S&P 500 closes at another record on strong US growth data

The Wall Street S&P 500 benchmark hit another all-time high, and commodities rebounded Thursday after the U.S. government announced the highest rate of growth in the first three months of the year since 1984.

The 0.7% rise in the S&P 500 stock index took it above the record close it achieved just two days ago, extending the rally by a year.

Strong economic growth data in the United States also pushed up the cost of raw materials. Copper traded on the London Metal Exchange above $ 10,000 a tonne, levels not seen since 2011. Brent crude, the international oil marker, gained 1.9 percent to $ 68.56 a barrel .

According to US Department of Commerce data released Thursday, the US economy grew by an annualized rate of 6.4% in the first quarter, beating the forecasts of economists polled by Reuters, who had predicted a gain of 6.1%.

In addition to being the strongest first quarter in nearly 40 years, it was the second-fastest growth of all quarters in the United States since 2003.

The data showed the economy was aided by government action, boosted by billions of dollars in federal stimulus spending and the country’s central bank continuing to signal that it will maintain significant support for monetary policy.

The Federal Reserve said on Wednesday that economic activity and employment indicators had strengthened, but the continued fragility of the labor market made it too early to withdraw its $ 120 billion in bond purchases. monthly which boosted financial markets throughout the pandemic.

Tech stocks lagged other sectors, with the high tech Nasdaq Composite index rising just 0.2% and below its all-time high as rising Treasury yields dampened corporate valuations growth.

The 10-year US Treasury yield climbed 0.03 percentage point to 1.64%, as the price of debt declined. Rapid economic growth in the United States has fueled bets on higher inflation, which is eroding fixed-rate yields.

A higher 10-year yield also tends to punish long-term growth stocks, such as tech companies, by increasing the opportunity cost of holding stocks in companies that don’t pay generous dividends.

Apple reported double-digit quarterly sales growth in an earnings report released Wednesday after trade in New York closed, while Facebook reported an increase in ad revenue.

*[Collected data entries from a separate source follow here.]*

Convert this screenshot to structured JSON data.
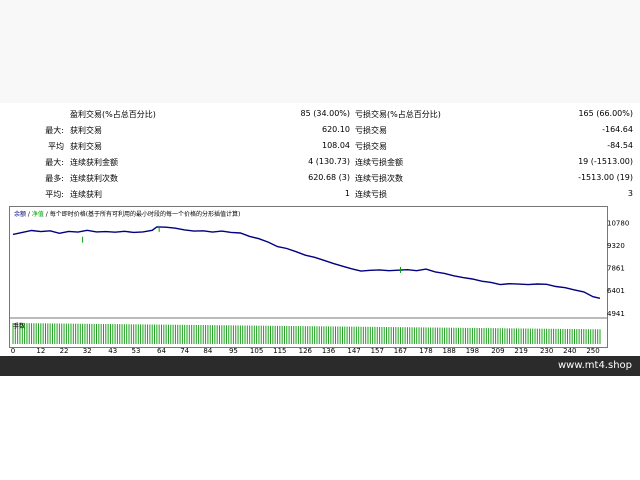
{
  "report": {
    "rows": [
      {
        "left_label": "",
        "left_value": "盈利交易(%占总百分比)",
        "left_num": "85 (34.00%)",
        "right_value": "亏损交易(%占总百分比)",
        "right_num": "165 (66.00%)"
      },
      {
        "left_label": "最大:",
        "left_value": "获利交易",
        "left_num": "620.10",
        "right_value": "亏损交易",
        "right_num": "-164.64"
      },
      {
        "left_label": "平均",
        "left_value": "获利交易",
        "left_num": "108.04",
        "right_value": "亏损交易",
        "right_num": "-84.54"
      },
      {
        "left_label": "最大:",
        "left_value": "连续获利金额",
        "left_num": "4 (130.73)",
        "right_value": "连续亏损金额",
        "right_num": "19 (-1513.00)"
      },
      {
        "left_label": "最多:",
        "left_value": "连续获利次数",
        "left_num": "620.68 (3)",
        "right_value": "连续亏损次数",
        "right_num": "-1513.00 (19)"
      },
      {
        "left_label": "平均:",
        "left_value": "连续获利",
        "left_num": "1",
        "right_value": "连续亏损",
        "right_num": "3"
      }
    ]
  },
  "chart": {
    "legend_balance": "余额",
    "legend_sep": " / ",
    "legend_equity": "净值",
    "legend_text": " / 每个即时价格(基于所有可利用的最小时段的每一个价格的分形插值计算)",
    "volume_label": "手数",
    "colors": {
      "balance": "#000080",
      "equity": "#00a000",
      "volume": "#1aa01a"
    }
  },
  "chart_data": {
    "type": "line",
    "title": "",
    "xlabel": "",
    "ylabel": "",
    "y_ticks": [
      10780,
      9320,
      7861,
      6401,
      4941
    ],
    "x_ticks": [
      0,
      12,
      22,
      32,
      43,
      53,
      64,
      74,
      84,
      95,
      105,
      115,
      126,
      136,
      147,
      157,
      167,
      178,
      188,
      198,
      209,
      219,
      230,
      240,
      250
    ],
    "xlim": [
      0,
      253
    ],
    "ylim": [
      4800,
      11250
    ],
    "series": [
      {
        "values": [
          [
            0,
            10000
          ],
          [
            4,
            10130
          ],
          [
            8,
            10250
          ],
          [
            12,
            10180
          ],
          [
            16,
            10230
          ],
          [
            20,
            10070
          ],
          [
            24,
            10190
          ],
          [
            28,
            10150
          ],
          [
            32,
            10260
          ],
          [
            36,
            10160
          ],
          [
            40,
            10180
          ],
          [
            44,
            10140
          ],
          [
            48,
            10200
          ],
          [
            52,
            10130
          ],
          [
            56,
            10160
          ],
          [
            60,
            10260
          ],
          [
            62,
            10480
          ],
          [
            66,
            10460
          ],
          [
            70,
            10400
          ],
          [
            74,
            10290
          ],
          [
            78,
            10210
          ],
          [
            82,
            10230
          ],
          [
            86,
            10150
          ],
          [
            90,
            10210
          ],
          [
            94,
            10130
          ],
          [
            98,
            10090
          ],
          [
            102,
            9870
          ],
          [
            106,
            9720
          ],
          [
            110,
            9500
          ],
          [
            114,
            9210
          ],
          [
            118,
            9090
          ],
          [
            122,
            8880
          ],
          [
            126,
            8660
          ],
          [
            130,
            8520
          ],
          [
            134,
            8330
          ],
          [
            138,
            8130
          ],
          [
            142,
            7950
          ],
          [
            146,
            7780
          ],
          [
            150,
            7630
          ],
          [
            154,
            7680
          ],
          [
            158,
            7710
          ],
          [
            162,
            7660
          ],
          [
            166,
            7690
          ],
          [
            170,
            7720
          ],
          [
            174,
            7660
          ],
          [
            178,
            7760
          ],
          [
            182,
            7580
          ],
          [
            186,
            7480
          ],
          [
            190,
            7330
          ],
          [
            194,
            7210
          ],
          [
            198,
            7120
          ],
          [
            202,
            6980
          ],
          [
            206,
            6900
          ],
          [
            210,
            6760
          ],
          [
            214,
            6820
          ],
          [
            218,
            6790
          ],
          [
            222,
            6760
          ],
          [
            226,
            6800
          ],
          [
            230,
            6780
          ],
          [
            234,
            6640
          ],
          [
            238,
            6560
          ],
          [
            242,
            6420
          ],
          [
            246,
            6290
          ],
          [
            250,
            5980
          ],
          [
            253,
            5880
          ]
        ]
      }
    ],
    "volume": {
      "start": 5,
      "end": 3.5
    }
  },
  "site": {
    "label": "www.mt4.shop"
  }
}
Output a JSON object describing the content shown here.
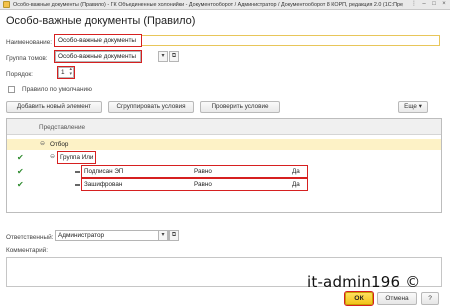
{
  "window": {
    "title": "Особо-важные документы (Правило) - ГК Объединенные холонийки - Документооборот / Администратор / Документооборот 8 КОРП, редакция 2.0  (1С:Предприятие)"
  },
  "form": {
    "title": "Особо-важные документы (Правило)"
  },
  "fields": {
    "name_label": "Наименование:",
    "name_value": "Особо-важные документы",
    "group_label": "Группа томов:",
    "group_value": "Особо-важные документы",
    "order_label": "Порядок:",
    "order_value": "1",
    "default_label": "Правило по умолчанию"
  },
  "toolbar": {
    "add_element": "Добавить новый элемент",
    "group_conditions": "Сгруппировать условия",
    "check_condition": "Проверить условие",
    "more": "Еще"
  },
  "table": {
    "header": "Представление",
    "rows": [
      {
        "label": "Отбор"
      },
      {
        "label": "Группа Или"
      },
      {
        "label": "Подписан ЭП",
        "condition": "Равно",
        "value": "Да"
      },
      {
        "label": "Зашифрован",
        "condition": "Равно",
        "value": "Да"
      }
    ]
  },
  "responsible": {
    "label": "Ответственный:",
    "value": "Администратор"
  },
  "comment": {
    "label": "Комментарий:"
  },
  "watermark": "it-admin196 ©",
  "buttons": {
    "ok": "ОК",
    "cancel": "Отмена",
    "help": "?"
  },
  "icons": [
    "app-icon",
    "dropdown-icon",
    "open-icon",
    "spinner-icon",
    "checkmark-icon",
    "dash-icon",
    "expander-icon"
  ]
}
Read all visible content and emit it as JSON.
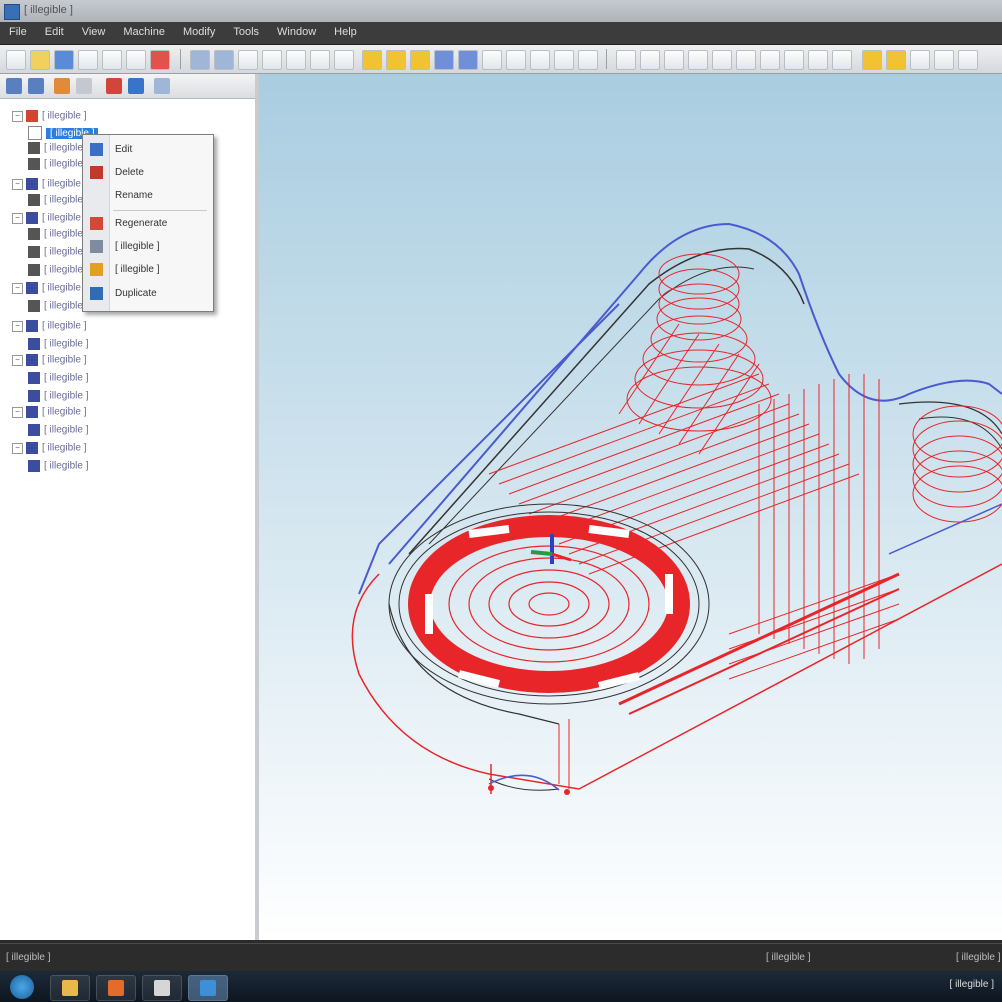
{
  "window": {
    "title": "[ illegible ]"
  },
  "menu": {
    "items": [
      "File",
      "Edit",
      "View",
      "Machine",
      "Modify",
      "Tools",
      "Window",
      "Help"
    ]
  },
  "toolbar": {
    "icons": [
      "new-icon",
      "open-icon",
      "save-icon",
      "print-icon",
      "undo-icon",
      "redo-icon",
      "cut-icon",
      "copy-icon",
      "paste-icon",
      "delete-icon"
    ]
  },
  "panel_tools": {
    "icons": [
      "select-all-icon",
      "select-icon",
      "regen-icon",
      "dirty-icon",
      "verify-icon",
      "simulate-icon",
      "post-icon"
    ]
  },
  "tree": {
    "items": [
      {
        "label": "[ illegible ]",
        "indent": 1,
        "kind": "group"
      },
      {
        "label": "[ illegible ]",
        "indent": 2,
        "kind": "op",
        "selected": true
      },
      {
        "label": "[ illegible ]",
        "indent": 2,
        "kind": "op"
      },
      {
        "label": "[ illegible ]",
        "indent": 2,
        "kind": "op"
      },
      {
        "label": "[ illegible ]",
        "indent": 1,
        "kind": "group"
      },
      {
        "label": "[ illegible ]",
        "indent": 2,
        "kind": "op"
      },
      {
        "label": "[ illegible ]",
        "indent": 1,
        "kind": "group"
      },
      {
        "label": "[ illegible ]",
        "indent": 2,
        "kind": "op"
      },
      {
        "label": "[ illegible ]",
        "indent": 2,
        "kind": "op"
      },
      {
        "label": "[ illegible ]",
        "indent": 2,
        "kind": "op"
      },
      {
        "label": "[ illegible ]",
        "indent": 1,
        "kind": "group"
      },
      {
        "label": "[ illegible ]",
        "indent": 2,
        "kind": "op"
      },
      {
        "label": "[ illegible ]",
        "indent": 1,
        "kind": "group"
      },
      {
        "label": "[ illegible ]",
        "indent": 2,
        "kind": "op"
      },
      {
        "label": "[ illegible ]",
        "indent": 1,
        "kind": "group"
      },
      {
        "label": "[ illegible ]",
        "indent": 2,
        "kind": "op"
      },
      {
        "label": "[ illegible ]",
        "indent": 2,
        "kind": "op"
      },
      {
        "label": "[ illegible ]",
        "indent": 1,
        "kind": "group"
      },
      {
        "label": "[ illegible ]",
        "indent": 2,
        "kind": "op"
      },
      {
        "label": "[ illegible ]",
        "indent": 1,
        "kind": "group"
      },
      {
        "label": "[ illegible ]",
        "indent": 2,
        "kind": "op"
      }
    ]
  },
  "context_menu": {
    "items": [
      {
        "label": "Edit",
        "icon": "edit-icon",
        "color": "#3b6fc7"
      },
      {
        "label": "Delete",
        "icon": "delete-icon",
        "color": "#c0392b"
      },
      {
        "label": "Rename",
        "icon": "",
        "color": ""
      },
      {
        "label": "Regenerate",
        "icon": "regen-icon",
        "color": "#d04a3a"
      },
      {
        "label": "[ illegible ]",
        "icon": "dirty-icon",
        "color": "#7f8ca0"
      },
      {
        "label": "[ illegible ]",
        "icon": "toolpath-icon",
        "color": "#e0a020"
      },
      {
        "label": "Duplicate",
        "icon": "duplicate-icon",
        "color": "#2e6db3"
      }
    ]
  },
  "status": {
    "left": "[ illegible ]",
    "right": "[ illegible ]",
    "corner": "[ illegible ]"
  },
  "taskbar": {
    "apps": [
      "folder-icon",
      "media-icon",
      "explorer-icon",
      "cam-app-icon"
    ],
    "clock": "[ illegible ]"
  },
  "colors": {
    "toolpath": "#e8262a",
    "stock_outline": "#4a5bd0",
    "geometry": "#2a2a2a",
    "selection": "#2f7de1"
  }
}
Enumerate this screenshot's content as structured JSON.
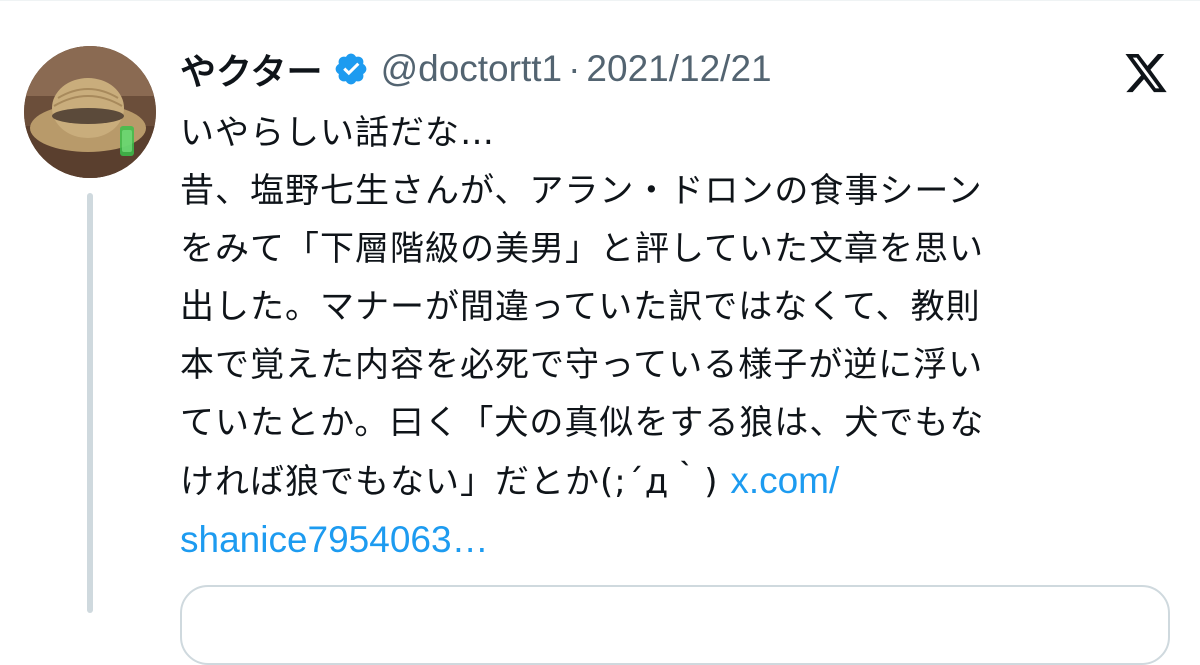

Shamik Dhar, chief global economist at BNY Mellon, warned that while this first quarter performance was strong, he did not expect tech stocks to continue to rally as global economies reopened from lockdowns and that investors were turning away from the winners of the pandemic.

“You might see the tech indices supported for a while, but basically the story is the one that sustains cyclical businesses,” Dhar said, referring to companies such as power producers and manufacturers whose fortunes is linked to economic growth.

The dollar index, which measures the currency against those of trading partners, has been flattering, hovering around its lowest since early March.

The pound sterling climbed 0.1 percent against the dollar to close to the level of $ 1.40 last reached in early March.

As the recovery in the United States accelerates, traders expected economic progress driven by the deployment of vaccines in regions that have been slower to emerge from the pandemic, such as Europe, said Kristen Macleod , Co-Director of Global Currency Sales at Barclays.

“The dollar tends to perform well when the United States is by far the leader in global growth,” she said.

The euro was stable against the dollar on Thursday at $ 1.2128, but has gained 3.3 percent against the greenback so far this month. “It’s not that Europe is going to roar ahead, but we realized that people had gotten too bearish,” Macleod said.